SEEKONK, Mass. (WWLP) – Push to start ignitions are now the norm in cars, but safety advocates are warning these come with the potential danger of a rollaway crash. The 22News I-Team got a first hand look at how a rollaway crash could happen. A rollaway crash usually happens when a driver thinks the car is in park and either they or a passenger exits the vehicle and it starts to roll away. In 2008, push-to-start was standard on 11 percent of the vehicles sold in the U.S. By 2018, it was standard on 62 percent of vehicles sold. “You have about one second to alert this driver to this impending hazard before they step out of the vehicle,” explained Sean Kane, the president of Safety Research & Strategies, Inc. The National Highway Traffic Safety Administration said there are about 142 deaths and 2,000 people injured in rollaway crashes each year throughout the country. According to Springfield Police Department spokesman Ryan Walsh, back in 2019, a woman that didn’t have her car in park on Whiting Street and she went to get groceries out of the trunk. The car was still in reverse. She wasn’t able to get out of the way in time and was hurt in a rollaway crash, but did survive. Her car had push-to-start ignition. “When that happens, your brain is thinking ‘okay the car’s not moving, I’m getting out, I’ve got my key, what could be wrong?” Kane said. He told the 22News I-Team the keyless ignition can be confusing for people. “We’re human, we make mistakes,” Kane said. “We get into situations where you could lose precise awareness of a lot of things.”

Safety Features

Kane said manufacturers need to install technology that puts a car into park automatically if a driver exits a vehicle. Some cars have this feature already, but many do not. Massachusetts Senator Ed Markey has been pushing for legislation to force the auto industry to add safety features for years with the “Park It Act.” This would require all car manufacturers to install technology to prevent these rollaway accidents. In a statement to the 22News I-Team Markey said, “The DOT must ensure that novel transportation technologies help eradicate the auto safety challenges of the 20th century, not pose additional dangers in the 21st century. With deaths attributable to keyless ignitions mounting, it’s time to set safety standards to prevent carbon monoxide poisoning and vehicle rollaways. That’s why I cosponsored the PARK IT Act and why I’m proud that a version of this legislation was included in the bipartisan infrastructure bill that passed the Senate earlier this year. I am committed to advancing this full legislation and ending these preventable tragedies.” Kane explained that safety technology is already in most cars. “Modern vehicles today have virtually every piece of equipment already on them to prevent the very hazard that’s been created by all these kinds of things. Yet, it’s not being used consistently to protect drivers,” he said. “Most modern cars already have all of the hardware and all of the sensors to prevent the rollaways that are occurring.
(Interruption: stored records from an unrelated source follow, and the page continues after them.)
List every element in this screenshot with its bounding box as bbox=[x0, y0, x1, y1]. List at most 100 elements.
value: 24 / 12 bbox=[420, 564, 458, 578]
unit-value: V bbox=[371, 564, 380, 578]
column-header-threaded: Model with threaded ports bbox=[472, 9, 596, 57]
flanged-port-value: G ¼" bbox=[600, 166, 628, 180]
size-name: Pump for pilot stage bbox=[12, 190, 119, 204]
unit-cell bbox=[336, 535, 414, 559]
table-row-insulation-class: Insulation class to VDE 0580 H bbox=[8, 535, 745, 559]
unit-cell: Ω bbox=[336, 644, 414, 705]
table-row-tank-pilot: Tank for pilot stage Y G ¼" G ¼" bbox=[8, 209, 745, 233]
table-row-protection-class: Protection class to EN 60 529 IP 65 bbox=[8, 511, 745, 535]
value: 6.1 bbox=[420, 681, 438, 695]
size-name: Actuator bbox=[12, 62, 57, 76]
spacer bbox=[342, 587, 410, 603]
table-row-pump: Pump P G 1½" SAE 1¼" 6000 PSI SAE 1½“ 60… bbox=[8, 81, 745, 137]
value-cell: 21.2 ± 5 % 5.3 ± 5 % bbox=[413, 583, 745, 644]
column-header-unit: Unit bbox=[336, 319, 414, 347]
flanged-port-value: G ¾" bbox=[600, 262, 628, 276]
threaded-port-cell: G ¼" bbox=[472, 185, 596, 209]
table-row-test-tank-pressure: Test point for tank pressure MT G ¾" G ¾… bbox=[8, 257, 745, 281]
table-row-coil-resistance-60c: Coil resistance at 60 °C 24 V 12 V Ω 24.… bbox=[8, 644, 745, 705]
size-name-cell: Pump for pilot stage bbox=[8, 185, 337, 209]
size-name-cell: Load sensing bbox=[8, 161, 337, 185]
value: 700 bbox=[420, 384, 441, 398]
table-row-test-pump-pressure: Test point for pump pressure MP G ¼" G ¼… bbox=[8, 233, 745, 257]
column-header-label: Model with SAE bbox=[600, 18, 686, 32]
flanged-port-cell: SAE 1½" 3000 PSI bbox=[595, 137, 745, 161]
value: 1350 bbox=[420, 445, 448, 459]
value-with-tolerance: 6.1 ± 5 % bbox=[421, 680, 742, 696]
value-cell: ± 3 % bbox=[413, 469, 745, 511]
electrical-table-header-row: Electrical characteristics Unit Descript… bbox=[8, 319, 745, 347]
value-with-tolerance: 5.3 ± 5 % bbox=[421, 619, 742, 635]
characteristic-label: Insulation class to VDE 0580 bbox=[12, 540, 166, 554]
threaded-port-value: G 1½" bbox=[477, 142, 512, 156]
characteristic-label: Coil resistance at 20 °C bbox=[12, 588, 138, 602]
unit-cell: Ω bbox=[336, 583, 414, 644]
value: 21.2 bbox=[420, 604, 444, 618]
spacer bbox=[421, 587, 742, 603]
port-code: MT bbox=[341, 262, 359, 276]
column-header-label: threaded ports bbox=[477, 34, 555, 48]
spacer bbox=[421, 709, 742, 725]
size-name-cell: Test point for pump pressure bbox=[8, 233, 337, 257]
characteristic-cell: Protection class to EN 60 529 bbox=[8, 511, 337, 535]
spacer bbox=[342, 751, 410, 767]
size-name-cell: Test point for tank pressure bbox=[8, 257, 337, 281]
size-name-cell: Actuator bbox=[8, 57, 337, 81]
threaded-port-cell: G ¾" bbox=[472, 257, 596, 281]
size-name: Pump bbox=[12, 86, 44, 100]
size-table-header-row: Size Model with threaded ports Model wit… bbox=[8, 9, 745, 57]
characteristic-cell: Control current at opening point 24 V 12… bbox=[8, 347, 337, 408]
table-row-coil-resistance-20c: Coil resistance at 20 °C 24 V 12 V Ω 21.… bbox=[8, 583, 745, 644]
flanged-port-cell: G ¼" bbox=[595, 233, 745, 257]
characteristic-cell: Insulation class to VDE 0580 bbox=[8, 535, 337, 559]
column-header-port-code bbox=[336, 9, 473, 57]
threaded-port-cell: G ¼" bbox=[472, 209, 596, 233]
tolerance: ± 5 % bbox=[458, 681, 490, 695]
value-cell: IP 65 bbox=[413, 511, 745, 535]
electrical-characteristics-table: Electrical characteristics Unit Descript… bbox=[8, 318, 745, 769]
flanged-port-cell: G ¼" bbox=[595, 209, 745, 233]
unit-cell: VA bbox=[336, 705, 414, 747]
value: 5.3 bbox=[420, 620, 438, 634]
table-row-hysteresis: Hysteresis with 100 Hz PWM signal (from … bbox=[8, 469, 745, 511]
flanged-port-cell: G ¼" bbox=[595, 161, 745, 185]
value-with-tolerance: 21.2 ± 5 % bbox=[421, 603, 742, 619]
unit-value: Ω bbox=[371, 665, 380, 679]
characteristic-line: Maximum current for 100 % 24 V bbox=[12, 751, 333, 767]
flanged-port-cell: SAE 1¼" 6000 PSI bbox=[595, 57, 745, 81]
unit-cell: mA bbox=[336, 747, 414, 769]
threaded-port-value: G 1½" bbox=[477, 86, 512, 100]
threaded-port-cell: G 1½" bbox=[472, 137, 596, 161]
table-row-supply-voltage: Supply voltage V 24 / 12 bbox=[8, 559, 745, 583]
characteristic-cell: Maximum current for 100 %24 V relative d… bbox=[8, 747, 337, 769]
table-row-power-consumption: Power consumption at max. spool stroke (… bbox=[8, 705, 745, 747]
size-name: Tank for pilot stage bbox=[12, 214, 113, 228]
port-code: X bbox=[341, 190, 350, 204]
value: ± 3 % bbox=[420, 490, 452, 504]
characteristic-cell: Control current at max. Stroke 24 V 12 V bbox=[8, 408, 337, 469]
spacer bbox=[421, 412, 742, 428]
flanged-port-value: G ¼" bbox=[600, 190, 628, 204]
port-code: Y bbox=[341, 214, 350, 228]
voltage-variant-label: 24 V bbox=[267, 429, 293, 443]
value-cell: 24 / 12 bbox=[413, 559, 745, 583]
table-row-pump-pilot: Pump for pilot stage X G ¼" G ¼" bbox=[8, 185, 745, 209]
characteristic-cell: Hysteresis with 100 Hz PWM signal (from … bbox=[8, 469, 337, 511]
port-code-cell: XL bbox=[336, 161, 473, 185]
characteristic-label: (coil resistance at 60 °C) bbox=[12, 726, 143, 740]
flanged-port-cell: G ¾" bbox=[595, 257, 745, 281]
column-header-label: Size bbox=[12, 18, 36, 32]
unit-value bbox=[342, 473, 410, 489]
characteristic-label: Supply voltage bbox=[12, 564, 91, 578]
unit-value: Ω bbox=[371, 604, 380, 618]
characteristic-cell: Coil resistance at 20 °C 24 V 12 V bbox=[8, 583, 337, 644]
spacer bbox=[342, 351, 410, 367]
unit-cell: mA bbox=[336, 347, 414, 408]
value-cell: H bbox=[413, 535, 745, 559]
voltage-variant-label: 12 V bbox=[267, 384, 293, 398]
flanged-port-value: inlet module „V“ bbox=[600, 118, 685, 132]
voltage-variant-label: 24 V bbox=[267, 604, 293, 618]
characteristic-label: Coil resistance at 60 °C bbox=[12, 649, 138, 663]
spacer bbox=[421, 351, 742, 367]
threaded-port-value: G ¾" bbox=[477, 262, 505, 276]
They simply need to add some small pieces of software to make that work.” The NHTSA said “NHTSA continues to monitor keyless ignition systems, including automatic shutoffs and vehicle rollaway. A number of vehicle manufacturers now include auto shutoff systems in their vehicles, and NHTSA is evaluating those safety features to inform future actions.” The NHTSA urges vehicle owners to report any potential defect online or by calling 1-888-327-4236. In 2019, Toyota announced plans to add automatic engine shut off and automatic park features to most Model Year 2020 vehicles.


Infrastructure Bill

There is a second proponent to the Park It Act that has made it into the bi-partisan Infrastructure Bill. It would mandate that the NHTSA put in place a regulation to have automatic engine shut down. This would prevent carbon monoxide poisoning by automatically turning off a car left unintentionally running for an extended period of time. As for rollaway crash legislation in the Infrastructure Bill, the NHTSA must study the feasibility of rollaway prevention measures and report back to Congress within one year.